Salaire d’un médecin généraliste en France (2026) : brut, net, statuts & comparatifs

Salaire d’un médecin généraliste en France (2026) : brut, net, statuts & comparatifs

En 2026, un médecin généraliste en France gagne en moyenne entre 4 500 € et 5 500 € net par mois en libéral, et environ 5 000 à 7 000 € net à l’hôpital public (gardes et primes incluses). Selon la dernière étude de la DREES (publiée en décembre 2024), le revenu d’activité annuel moyen atteint 95 000 € pour un omnipraticien libéral. Mais l’écart de revenus entre médecins peut dépasser un facteur 7 selon le secteur, la zone d’exercice et l’ancienneté.

Salaire moyen d'un médecin généraliste en France en 2026 : fourchettes brut et net mensuels
Fourchettes de salaire brut et net d’un médecin généraliste en France — Données DREES 2024 / Convention médicale 2024-2029.

Qu’est-ce qu’un médecin généraliste ?

Premier contact du patient, le médecin généraliste évalue, oriente, prescrit et assure le suivi médical au long cours. Il intervient sur une grande variété de motifs de consultation et joue un rôle majeur en prévention et éducation à la santé. Depuis la convention médicale 2024-2029, il est aussi central dans le parcours de soins coordonné en tant que médecin traitant.

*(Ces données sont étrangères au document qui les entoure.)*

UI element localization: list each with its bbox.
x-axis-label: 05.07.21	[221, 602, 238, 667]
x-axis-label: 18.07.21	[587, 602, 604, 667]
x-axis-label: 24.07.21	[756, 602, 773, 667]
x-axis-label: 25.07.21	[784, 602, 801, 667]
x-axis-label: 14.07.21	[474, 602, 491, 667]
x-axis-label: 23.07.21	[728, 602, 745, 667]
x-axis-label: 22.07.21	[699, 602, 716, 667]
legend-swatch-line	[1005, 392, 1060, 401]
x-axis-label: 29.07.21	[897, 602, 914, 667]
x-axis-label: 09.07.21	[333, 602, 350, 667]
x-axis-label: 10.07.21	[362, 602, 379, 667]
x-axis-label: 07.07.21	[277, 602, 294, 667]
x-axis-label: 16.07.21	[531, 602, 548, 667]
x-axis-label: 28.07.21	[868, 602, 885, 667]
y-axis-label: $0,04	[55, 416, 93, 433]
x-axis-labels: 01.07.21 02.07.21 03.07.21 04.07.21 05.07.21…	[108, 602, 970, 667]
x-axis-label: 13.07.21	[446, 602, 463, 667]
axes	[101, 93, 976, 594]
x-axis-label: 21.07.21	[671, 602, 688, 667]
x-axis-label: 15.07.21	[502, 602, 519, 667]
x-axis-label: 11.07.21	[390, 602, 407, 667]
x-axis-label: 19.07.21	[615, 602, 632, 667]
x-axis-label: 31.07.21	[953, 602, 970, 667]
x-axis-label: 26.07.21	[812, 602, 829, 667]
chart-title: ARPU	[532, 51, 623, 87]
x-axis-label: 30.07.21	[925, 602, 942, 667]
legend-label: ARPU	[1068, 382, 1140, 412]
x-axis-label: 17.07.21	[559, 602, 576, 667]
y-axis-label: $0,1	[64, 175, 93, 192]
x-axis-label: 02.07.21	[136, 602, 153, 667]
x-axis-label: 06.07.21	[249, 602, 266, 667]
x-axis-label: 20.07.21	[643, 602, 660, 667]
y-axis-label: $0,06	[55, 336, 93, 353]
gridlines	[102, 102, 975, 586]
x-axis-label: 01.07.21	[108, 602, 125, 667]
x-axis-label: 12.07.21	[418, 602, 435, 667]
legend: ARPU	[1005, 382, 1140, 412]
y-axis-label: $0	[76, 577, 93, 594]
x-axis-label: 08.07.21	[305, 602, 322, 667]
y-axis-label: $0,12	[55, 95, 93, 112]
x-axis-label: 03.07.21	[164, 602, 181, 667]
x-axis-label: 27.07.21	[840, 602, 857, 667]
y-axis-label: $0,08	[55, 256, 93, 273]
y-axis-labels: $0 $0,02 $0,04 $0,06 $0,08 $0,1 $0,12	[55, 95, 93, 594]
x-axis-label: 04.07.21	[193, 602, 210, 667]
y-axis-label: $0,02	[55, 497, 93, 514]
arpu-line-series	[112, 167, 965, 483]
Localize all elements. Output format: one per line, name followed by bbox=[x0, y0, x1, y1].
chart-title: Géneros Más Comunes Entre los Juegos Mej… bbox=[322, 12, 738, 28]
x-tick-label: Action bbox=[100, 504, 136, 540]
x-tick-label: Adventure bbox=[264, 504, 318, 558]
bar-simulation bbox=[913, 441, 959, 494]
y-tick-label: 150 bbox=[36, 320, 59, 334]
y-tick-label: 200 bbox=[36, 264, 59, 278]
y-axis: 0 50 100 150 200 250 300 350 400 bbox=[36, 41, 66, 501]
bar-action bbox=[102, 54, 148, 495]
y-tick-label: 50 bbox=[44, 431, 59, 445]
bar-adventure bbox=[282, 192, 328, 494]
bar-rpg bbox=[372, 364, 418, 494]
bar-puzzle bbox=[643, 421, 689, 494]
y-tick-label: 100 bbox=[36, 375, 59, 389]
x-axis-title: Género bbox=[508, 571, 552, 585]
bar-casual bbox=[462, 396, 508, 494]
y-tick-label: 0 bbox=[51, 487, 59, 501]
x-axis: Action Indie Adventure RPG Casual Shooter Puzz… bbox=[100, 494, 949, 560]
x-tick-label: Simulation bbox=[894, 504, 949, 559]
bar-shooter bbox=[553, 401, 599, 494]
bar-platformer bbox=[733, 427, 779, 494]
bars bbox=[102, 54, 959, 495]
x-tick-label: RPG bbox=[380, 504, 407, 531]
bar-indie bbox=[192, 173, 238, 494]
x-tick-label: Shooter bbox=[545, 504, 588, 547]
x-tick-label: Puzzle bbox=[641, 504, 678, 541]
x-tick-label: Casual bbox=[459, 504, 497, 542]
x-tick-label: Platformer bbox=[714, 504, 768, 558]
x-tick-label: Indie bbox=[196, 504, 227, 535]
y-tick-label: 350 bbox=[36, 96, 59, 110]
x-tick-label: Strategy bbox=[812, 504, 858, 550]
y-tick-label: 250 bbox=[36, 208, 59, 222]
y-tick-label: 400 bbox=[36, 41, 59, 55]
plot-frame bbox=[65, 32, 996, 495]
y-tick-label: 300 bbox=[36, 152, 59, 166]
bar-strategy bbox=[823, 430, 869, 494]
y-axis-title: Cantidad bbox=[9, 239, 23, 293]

La France compte 241 255 médecins en activité au 1er janvier 2025 (Atlas de la démographie médicale du CNOM, 2025), dont environ 95 000 médecins généralistes. La densité moyenne de généralistes est de 11,3 pour 10 000 habitants, avec de fortes disparités territoriales. Mais combien gagnent-ils vraiment ?

Salaire moyen d’un médecin généraliste en France en 2026

Selon les dernières données de la CARMF (publiées en décembre 2025, portant sur les revenus 2023), un médecin généraliste libéral perçoit en moyenne un revenu net d’activité indépendante de 89 238 € par an, soit environ 7 400 € bruts mensuels. Toutes spécialités confondues, le revenu net moyen atteint 121 320 € par an sur la base de plus de 111 000 médecins libéraux. Après déduction de l’impôt sur le revenu, le net disponible se situe généralement entre 4 500 € et 5 500 € par mois pour un généraliste à activité moyenne.

L’étude DREES de référence (Études et Résultats n°1322, décembre 2024, portant sur les revenus 2021) confirme cette hiérarchie et apporte des éclairages complémentaires sur les écarts entre spécialités, secteurs et profils.

Ce chiffre cache toutefois des disparités importantes selon le statut, le secteur, la région et l’ancienneté.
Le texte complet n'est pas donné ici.